Older adults with mild cognitive impairment (MCI) can often experience changes in their emotions and behavior that co-occur with cognitive and functional decline. These changes can worsen an individual’s cognitive capacity and risk of progression to Alzheimer’s disease (AD), as well as subject both the individual and the individual’s family members to additional distress. Emotional and behavioral symptoms can vary within and across individuals; however, our understanding of the shared neural mechanisms that may underly these symptoms is quite limited.
Our lab has previously found that emotional and behavioral symptoms are related to a shared network involving a subset of frontal, temporal, and subcortical brain regions in MCI and AD patients. Additionally, the correlations between these regions’ activation over time (known as functional connectivity) varied for different symptoms. One of our aims going forward is to further explore these differences in functional connectivity and better understand how they can be modulated as a form of cognitive intervention to help improve the emotional and behavioral health of individuals who may be at risk for developing AD.
Based on our preliminary work, we are conducting a study to further explore the mechanisms underlying the shared brain network using a technique called transcranial direct current stimulation (tDCS). Extending our previous findings will help us determine the effect of tDCS on the brain network we have identified previously, as well as the relationship between this network and participants’ partner-rated symptoms, so that we may identify therapeutic targets in the brain that respond well to interventions, such as tDCS.

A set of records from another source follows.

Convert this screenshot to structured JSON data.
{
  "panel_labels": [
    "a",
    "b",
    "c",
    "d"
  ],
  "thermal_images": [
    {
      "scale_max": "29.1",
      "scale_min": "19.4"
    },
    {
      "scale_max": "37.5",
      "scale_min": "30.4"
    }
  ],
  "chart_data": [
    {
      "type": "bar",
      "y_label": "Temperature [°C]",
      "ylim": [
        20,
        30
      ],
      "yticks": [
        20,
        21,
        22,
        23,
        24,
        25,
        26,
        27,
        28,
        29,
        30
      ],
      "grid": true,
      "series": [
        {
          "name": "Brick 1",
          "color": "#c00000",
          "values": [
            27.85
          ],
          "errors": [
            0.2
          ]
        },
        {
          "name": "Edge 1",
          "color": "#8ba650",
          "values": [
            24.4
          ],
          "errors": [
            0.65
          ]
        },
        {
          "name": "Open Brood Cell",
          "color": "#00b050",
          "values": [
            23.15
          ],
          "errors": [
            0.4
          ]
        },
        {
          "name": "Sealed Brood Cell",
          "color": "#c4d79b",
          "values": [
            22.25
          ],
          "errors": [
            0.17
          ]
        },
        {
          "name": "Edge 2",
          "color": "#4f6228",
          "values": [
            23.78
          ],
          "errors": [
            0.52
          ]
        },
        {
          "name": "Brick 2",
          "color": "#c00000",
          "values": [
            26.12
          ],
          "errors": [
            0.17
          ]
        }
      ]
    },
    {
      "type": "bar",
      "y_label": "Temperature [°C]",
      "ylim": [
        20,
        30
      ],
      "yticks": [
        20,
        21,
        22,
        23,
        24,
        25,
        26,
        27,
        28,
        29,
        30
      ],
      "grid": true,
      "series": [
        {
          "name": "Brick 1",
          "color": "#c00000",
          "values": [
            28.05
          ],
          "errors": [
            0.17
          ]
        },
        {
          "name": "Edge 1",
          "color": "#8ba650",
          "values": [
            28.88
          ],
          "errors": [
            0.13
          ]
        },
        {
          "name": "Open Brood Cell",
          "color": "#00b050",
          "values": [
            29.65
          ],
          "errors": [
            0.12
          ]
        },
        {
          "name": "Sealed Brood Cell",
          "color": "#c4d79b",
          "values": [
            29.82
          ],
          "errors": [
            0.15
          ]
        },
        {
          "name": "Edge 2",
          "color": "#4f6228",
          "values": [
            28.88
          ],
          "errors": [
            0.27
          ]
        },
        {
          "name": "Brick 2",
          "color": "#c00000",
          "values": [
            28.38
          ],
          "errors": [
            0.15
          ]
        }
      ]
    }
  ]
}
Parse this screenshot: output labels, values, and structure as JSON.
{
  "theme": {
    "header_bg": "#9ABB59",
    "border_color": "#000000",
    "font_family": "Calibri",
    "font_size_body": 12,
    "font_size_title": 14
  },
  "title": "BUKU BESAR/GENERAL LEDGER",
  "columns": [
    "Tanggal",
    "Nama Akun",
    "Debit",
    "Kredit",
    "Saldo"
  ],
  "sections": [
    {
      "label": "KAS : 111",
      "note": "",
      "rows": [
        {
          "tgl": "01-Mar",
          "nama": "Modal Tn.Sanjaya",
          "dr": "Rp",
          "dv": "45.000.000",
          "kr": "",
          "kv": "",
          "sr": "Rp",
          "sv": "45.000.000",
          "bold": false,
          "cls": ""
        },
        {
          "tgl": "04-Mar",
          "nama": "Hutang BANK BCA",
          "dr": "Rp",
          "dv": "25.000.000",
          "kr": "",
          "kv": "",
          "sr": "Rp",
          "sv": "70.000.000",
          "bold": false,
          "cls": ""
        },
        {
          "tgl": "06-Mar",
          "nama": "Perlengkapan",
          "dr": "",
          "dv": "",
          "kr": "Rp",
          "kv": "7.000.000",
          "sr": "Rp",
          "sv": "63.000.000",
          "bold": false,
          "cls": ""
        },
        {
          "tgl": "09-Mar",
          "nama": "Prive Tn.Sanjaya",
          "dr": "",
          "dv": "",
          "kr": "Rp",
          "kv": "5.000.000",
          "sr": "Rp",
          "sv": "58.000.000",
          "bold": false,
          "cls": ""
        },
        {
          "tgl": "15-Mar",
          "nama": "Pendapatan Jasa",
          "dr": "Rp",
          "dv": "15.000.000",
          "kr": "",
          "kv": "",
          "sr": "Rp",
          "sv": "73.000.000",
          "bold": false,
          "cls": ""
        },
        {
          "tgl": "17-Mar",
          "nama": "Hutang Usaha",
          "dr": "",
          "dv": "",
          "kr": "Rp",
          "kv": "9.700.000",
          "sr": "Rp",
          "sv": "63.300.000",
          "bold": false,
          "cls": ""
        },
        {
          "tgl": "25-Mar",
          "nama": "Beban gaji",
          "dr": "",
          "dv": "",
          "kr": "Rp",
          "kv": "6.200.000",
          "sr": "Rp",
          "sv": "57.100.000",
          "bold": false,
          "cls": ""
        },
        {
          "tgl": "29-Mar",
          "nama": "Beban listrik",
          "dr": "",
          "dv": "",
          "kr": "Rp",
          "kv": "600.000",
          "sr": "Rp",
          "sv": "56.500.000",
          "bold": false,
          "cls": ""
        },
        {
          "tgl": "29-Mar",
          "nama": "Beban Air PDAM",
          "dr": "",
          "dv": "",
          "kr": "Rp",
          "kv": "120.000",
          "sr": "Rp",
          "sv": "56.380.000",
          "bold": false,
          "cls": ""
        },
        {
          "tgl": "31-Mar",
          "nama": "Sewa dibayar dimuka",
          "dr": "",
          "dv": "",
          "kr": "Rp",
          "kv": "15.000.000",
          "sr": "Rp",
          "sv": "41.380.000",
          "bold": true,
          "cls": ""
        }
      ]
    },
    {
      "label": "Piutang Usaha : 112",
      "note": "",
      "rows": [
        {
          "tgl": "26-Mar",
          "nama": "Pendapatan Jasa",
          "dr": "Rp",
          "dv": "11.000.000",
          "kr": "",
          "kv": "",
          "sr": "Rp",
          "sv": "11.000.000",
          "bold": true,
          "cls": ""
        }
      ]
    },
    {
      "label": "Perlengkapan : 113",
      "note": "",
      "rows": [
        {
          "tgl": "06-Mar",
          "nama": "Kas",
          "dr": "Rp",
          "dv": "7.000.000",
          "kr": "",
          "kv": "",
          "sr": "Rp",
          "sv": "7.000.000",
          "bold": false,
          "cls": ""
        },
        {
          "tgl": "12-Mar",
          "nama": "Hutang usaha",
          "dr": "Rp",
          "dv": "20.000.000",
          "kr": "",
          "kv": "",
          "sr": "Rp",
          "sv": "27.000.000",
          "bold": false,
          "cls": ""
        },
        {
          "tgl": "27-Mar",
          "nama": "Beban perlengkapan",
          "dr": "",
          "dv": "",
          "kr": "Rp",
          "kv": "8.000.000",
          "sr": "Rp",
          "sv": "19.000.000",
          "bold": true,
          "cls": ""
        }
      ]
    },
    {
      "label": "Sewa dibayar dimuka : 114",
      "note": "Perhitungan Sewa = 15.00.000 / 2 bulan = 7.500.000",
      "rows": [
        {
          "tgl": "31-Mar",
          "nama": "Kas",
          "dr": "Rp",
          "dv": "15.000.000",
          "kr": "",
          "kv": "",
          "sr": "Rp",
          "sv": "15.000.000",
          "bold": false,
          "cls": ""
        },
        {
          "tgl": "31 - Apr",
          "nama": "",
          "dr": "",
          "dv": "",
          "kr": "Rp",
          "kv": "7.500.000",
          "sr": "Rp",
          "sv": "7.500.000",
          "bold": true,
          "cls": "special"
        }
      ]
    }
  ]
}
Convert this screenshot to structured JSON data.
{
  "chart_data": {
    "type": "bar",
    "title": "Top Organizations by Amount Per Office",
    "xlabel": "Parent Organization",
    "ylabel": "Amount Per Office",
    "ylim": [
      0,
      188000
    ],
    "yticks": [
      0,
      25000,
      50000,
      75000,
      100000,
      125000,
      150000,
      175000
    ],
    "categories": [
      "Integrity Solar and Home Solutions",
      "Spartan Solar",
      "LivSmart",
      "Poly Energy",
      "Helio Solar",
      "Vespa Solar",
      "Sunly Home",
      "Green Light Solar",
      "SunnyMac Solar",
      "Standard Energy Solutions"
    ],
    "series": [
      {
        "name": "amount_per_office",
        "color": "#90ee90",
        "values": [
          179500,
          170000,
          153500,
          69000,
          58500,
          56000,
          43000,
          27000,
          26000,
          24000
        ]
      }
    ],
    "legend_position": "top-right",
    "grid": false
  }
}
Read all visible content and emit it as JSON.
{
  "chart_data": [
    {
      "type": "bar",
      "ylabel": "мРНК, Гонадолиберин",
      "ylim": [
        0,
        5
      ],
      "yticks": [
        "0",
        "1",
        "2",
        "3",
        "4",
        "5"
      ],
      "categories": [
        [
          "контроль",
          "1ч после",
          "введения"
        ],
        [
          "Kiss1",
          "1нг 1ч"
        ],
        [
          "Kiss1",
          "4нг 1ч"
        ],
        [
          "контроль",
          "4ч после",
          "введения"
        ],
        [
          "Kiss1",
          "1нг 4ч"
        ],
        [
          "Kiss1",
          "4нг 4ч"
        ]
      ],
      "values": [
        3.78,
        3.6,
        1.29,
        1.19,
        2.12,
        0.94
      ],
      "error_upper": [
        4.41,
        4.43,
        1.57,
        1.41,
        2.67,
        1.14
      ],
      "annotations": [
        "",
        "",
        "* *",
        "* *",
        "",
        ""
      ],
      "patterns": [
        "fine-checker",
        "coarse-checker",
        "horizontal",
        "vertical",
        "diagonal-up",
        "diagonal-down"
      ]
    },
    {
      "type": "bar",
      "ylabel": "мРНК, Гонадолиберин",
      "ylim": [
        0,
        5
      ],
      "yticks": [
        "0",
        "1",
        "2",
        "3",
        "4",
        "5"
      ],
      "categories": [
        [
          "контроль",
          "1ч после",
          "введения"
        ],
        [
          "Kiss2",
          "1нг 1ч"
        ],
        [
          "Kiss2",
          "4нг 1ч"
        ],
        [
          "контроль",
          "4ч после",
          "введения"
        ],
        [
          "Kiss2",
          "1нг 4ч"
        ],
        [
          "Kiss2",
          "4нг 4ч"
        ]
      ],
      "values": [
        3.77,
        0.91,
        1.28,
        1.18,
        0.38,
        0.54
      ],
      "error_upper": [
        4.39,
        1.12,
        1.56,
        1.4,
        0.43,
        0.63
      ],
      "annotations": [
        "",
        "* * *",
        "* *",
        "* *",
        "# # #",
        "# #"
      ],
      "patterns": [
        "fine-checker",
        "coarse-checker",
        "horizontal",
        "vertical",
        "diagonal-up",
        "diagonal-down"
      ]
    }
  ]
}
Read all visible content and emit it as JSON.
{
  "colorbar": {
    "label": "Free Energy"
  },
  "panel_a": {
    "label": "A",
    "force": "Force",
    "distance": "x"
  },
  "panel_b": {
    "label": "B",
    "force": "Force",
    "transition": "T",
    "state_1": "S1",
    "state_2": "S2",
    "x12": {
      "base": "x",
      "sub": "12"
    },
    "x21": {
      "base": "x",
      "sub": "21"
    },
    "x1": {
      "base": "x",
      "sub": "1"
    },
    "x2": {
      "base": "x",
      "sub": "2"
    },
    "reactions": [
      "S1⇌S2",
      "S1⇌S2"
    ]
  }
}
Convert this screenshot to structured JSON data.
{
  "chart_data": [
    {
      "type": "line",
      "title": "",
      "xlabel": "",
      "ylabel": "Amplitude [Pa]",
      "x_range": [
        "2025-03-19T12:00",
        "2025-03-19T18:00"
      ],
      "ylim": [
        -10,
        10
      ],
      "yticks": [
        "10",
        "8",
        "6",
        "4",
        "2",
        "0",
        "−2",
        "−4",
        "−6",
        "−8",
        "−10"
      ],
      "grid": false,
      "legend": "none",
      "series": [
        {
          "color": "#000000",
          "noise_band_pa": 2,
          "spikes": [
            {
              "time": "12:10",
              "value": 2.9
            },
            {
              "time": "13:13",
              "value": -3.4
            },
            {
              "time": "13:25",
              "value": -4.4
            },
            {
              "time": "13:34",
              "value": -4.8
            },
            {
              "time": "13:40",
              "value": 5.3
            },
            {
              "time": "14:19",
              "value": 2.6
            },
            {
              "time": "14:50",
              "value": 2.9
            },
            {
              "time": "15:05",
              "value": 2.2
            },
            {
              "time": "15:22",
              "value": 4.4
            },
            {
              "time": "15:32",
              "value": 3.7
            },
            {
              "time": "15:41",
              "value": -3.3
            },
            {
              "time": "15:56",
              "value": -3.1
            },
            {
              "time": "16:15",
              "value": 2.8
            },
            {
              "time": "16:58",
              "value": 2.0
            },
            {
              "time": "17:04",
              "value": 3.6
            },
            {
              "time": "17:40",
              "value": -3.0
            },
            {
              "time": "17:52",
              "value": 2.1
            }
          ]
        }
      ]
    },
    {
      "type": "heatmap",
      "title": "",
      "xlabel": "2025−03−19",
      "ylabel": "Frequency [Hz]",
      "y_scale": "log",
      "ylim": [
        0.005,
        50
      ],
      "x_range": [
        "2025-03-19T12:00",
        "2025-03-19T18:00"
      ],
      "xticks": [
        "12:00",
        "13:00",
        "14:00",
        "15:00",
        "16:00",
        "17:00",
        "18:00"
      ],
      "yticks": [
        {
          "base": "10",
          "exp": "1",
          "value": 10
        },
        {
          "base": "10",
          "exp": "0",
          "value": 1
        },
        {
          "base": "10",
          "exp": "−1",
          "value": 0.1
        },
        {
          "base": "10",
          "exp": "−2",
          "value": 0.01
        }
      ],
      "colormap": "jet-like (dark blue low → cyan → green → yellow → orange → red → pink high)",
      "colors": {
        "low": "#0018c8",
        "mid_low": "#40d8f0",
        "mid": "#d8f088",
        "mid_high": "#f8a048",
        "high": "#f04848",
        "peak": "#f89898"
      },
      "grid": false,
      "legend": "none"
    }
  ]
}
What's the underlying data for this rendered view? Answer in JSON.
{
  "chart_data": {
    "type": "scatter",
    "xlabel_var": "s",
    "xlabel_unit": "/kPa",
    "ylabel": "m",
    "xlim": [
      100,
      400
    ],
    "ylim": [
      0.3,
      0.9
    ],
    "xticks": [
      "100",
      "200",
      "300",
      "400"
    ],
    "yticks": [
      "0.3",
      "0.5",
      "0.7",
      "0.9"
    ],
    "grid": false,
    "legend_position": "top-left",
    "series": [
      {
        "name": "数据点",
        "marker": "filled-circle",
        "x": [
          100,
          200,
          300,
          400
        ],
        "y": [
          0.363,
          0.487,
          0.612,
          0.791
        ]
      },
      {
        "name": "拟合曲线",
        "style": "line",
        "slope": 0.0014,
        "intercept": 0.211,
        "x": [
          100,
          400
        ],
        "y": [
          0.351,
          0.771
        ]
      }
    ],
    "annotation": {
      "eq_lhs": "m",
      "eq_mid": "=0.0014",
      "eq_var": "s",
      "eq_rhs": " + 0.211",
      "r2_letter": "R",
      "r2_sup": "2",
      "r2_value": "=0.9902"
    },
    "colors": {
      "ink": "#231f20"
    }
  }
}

Regions in the shared neural network whose functional connectivity is related to emotional and behavioral symptoms common in individuals with MCI and AD. Figure from Wang X et al, 2019. Identify a shared neural circuit linking multiple neuropsychiatric symptoms with Alzheimer’s pathology. Brain Imaging Behav 13(1):53-64. DOI: 10.1007/s11682-017-9767-y
What is transcranial direct current stimulation (tDCS)?
The intervention involves a brain stimulation (or neuromodulation) technique called transcranial direct current stimulation (tDCS). We use tDCS to temporarily stimulate brain regions of interest, enabling us to study the brain non-invasively and painlessly. The tDCS device supplies a constant, low electrical current between two electrodes (sponges lightly soaked in saline water) that rest on top of the head over the brain region of interest.
Any tDCS-induced changes in brain activity are temporary and will return to baseline after the session ends. tDCS is an attractive technique because of its ease of application, affordability, and minimal side effects.
Determine the effect of tDCS on a brain network linked to emotional regulation
Determine the relationship between this brain network and an individual's changes in emotional regulation.
BEEM Study is recruiting older adults ages 60-89 years old and a potential study partner. A study partner is an individual who knows the prospective participant and is contact with them at least once a week. BEEM study is an 8-week long study that involves
3 cognitive assessments that test memory and cognitive function
3 fMRI brain scans
1 blood draw
Participants will be paid up to $170 for completion of all study measures. Study partners will also be paid up to $60 for completion of all study measures.
COVID Procedures: We follow all NY state and University of Rochester Medical Center guidelines to ensure your and our staff's safety. A mask is required at all times when inside our facilities. We will conduct screening questionnaires and perform temperature checks upon your arrival and escort to our lab. All staff are screened daily and wear personal protective equipment (i.e., gloves, mask, face shield) during study visits. The number of staff and visitors to our lab is limited to those essential for in-person activities, and all interview rooms and equipment are disinfected regularly, as well as before and after each participant's appointment.